Regione, Erriu: “Stop a legge urbanistica per motivi politici”

L’assessore: “Rimane l’amarezza e la consapevolezza che il fallimento di questa stagione riformista rischia di aprire la strada a soluzioni molto più spregiudicate che recheranno danni e incertezza normativa tanto per l’ambiente quanto per l’occupazione”

Stop alla legge urbanistica. Su facebook il post dell’assessore regionale Cristiano Erriu. “Nelle ultime ore ho ricevuto tante attestazioni di stima e incoraggiamento ad andare avanti.

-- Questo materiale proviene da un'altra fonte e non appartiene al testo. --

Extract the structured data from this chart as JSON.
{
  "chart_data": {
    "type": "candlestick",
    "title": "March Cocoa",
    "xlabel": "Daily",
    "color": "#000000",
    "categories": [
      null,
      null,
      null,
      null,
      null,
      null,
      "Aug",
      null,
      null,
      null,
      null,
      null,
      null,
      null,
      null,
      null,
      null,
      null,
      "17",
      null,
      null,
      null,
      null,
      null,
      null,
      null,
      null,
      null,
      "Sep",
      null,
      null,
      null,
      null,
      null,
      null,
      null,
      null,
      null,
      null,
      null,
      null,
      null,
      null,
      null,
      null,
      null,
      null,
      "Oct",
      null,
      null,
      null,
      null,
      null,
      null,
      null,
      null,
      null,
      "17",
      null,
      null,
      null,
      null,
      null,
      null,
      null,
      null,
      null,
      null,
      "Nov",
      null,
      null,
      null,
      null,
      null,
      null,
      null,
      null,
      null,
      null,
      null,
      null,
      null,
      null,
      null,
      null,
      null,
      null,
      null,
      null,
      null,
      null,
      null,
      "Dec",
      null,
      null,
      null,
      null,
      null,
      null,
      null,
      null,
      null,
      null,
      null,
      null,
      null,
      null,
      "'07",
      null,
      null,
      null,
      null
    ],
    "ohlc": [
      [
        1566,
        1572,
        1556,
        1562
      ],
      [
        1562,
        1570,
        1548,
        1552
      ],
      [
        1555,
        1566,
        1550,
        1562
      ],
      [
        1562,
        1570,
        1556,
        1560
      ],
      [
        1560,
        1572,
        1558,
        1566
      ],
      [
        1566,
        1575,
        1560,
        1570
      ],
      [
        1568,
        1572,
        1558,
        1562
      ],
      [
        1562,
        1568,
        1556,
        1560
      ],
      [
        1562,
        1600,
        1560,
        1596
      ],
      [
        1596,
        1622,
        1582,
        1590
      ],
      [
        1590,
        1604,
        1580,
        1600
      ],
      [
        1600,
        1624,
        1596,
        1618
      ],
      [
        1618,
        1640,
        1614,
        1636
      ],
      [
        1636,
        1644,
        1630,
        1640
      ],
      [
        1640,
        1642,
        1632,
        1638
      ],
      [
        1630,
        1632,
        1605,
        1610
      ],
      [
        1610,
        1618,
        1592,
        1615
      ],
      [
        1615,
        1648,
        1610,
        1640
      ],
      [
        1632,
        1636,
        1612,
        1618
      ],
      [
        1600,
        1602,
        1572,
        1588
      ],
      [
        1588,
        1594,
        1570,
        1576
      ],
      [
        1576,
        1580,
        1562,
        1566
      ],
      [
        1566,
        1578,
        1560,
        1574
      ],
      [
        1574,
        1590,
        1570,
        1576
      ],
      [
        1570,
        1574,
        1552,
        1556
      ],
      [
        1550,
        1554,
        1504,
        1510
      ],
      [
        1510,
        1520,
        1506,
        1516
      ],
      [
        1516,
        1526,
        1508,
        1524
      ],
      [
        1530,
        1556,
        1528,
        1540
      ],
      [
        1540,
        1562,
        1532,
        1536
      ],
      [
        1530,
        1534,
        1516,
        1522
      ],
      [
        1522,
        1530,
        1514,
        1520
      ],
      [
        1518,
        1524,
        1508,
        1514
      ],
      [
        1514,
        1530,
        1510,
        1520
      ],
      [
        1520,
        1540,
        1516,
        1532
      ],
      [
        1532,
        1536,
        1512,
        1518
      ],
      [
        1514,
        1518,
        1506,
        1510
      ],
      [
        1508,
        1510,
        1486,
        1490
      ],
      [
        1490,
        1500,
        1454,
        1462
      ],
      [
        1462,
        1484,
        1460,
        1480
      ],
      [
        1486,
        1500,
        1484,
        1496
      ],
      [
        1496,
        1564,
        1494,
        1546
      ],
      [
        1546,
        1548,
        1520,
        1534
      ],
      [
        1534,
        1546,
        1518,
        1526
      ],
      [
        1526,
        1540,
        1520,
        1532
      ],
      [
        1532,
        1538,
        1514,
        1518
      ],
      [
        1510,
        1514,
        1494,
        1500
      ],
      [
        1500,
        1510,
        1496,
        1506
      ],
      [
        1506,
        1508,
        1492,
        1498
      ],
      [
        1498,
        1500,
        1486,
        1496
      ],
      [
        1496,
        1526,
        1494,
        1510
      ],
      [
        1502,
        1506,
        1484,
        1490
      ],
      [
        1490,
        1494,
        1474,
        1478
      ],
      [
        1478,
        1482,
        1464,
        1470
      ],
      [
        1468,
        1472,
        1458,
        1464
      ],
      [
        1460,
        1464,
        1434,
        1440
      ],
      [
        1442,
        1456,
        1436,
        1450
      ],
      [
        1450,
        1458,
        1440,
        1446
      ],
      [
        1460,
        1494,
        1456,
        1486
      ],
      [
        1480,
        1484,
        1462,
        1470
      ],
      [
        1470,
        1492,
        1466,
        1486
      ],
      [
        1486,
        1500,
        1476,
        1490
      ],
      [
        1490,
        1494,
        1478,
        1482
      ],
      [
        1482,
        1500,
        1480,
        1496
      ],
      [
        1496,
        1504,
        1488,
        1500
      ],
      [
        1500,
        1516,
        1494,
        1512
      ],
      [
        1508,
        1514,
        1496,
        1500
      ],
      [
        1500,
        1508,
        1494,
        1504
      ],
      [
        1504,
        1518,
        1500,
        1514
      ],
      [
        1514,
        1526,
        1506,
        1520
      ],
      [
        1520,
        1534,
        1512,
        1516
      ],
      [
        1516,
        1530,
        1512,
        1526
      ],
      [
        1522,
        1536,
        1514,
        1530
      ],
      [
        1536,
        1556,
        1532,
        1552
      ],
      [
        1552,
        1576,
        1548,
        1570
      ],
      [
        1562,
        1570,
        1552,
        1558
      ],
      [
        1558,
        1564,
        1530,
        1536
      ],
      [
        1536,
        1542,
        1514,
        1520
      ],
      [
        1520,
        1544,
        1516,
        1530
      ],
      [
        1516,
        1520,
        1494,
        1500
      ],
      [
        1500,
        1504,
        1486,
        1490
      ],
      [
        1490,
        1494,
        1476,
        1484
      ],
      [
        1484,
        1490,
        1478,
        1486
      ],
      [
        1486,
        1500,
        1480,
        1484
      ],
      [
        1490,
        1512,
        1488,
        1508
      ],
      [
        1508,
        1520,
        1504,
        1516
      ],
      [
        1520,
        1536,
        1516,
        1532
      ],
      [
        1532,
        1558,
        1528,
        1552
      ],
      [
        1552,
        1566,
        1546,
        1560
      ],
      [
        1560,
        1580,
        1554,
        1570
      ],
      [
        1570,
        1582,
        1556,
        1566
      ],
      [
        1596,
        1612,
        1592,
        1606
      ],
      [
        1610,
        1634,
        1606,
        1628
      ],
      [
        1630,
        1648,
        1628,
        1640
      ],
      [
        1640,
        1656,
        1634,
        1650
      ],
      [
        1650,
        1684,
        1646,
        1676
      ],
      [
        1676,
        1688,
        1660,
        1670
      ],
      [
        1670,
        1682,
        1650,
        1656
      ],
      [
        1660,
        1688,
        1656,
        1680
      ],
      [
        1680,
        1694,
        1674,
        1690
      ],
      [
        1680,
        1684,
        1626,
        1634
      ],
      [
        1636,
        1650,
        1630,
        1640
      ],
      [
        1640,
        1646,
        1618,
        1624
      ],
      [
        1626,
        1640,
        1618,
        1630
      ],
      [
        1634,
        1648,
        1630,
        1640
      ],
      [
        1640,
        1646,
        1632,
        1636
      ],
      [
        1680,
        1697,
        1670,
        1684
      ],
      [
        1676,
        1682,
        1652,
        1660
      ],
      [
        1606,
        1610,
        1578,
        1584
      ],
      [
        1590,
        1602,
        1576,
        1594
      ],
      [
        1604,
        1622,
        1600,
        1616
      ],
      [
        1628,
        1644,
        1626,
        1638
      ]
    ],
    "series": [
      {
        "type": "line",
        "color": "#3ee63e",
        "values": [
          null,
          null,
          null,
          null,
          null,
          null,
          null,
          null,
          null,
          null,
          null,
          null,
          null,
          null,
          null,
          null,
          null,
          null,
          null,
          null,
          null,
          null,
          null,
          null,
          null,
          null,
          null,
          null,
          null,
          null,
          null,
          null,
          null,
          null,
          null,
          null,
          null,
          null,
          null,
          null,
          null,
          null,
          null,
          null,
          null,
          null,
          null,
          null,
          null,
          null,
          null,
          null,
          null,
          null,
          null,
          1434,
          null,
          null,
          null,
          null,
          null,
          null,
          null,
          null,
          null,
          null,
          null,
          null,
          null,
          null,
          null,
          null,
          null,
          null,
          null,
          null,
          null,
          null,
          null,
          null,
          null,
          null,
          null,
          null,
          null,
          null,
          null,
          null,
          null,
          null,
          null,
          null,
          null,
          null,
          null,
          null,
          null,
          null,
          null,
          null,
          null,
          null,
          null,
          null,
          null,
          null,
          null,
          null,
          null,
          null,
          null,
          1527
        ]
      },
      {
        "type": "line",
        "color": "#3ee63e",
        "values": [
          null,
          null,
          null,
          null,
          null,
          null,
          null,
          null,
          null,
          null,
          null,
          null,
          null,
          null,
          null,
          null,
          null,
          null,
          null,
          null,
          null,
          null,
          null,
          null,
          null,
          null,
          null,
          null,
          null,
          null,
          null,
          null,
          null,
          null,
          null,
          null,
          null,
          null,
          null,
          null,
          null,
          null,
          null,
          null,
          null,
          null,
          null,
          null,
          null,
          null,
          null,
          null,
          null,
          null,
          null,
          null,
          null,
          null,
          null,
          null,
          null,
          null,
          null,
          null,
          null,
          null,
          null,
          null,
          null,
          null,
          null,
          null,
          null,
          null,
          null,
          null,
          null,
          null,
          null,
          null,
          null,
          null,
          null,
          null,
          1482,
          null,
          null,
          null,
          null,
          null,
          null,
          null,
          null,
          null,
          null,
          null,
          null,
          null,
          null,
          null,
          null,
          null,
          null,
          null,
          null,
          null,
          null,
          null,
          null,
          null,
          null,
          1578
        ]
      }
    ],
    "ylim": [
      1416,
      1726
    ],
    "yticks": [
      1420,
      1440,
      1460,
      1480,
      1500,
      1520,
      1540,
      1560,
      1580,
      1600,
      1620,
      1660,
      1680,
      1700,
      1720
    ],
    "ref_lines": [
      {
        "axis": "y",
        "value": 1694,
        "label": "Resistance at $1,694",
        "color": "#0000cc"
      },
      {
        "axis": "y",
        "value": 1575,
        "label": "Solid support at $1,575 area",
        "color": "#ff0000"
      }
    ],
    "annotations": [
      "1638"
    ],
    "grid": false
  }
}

In verità, pur con un bagaglio gravoso e credo comprensibile di amarezza e di stanchezza personale non ho mai pensato neppure un istante a tirare la spugna.

Se c’è una cosa che caratterizza la politica di questi tempi è l’assenza di responsabilità e la mancanza di serietà. Ma io non credo sia né giusto né saggio darla vinta ai tattici di mestiere, agli urlatori, ai teorici dello sfascio. Ho la convinzione che la gente chieda ai politici serietà, equilibrio e concretezza. Penso che il problema se lo deve porre semmai chi non si è impegnato con convinzione a trovare le soluzioni adeguate ma si è esercitato a frapporre un’escalation di ostacoli e di difficoltà. Con il risultato di impedire l’obiettivo di una legge attesa da tanti e da molto tempo.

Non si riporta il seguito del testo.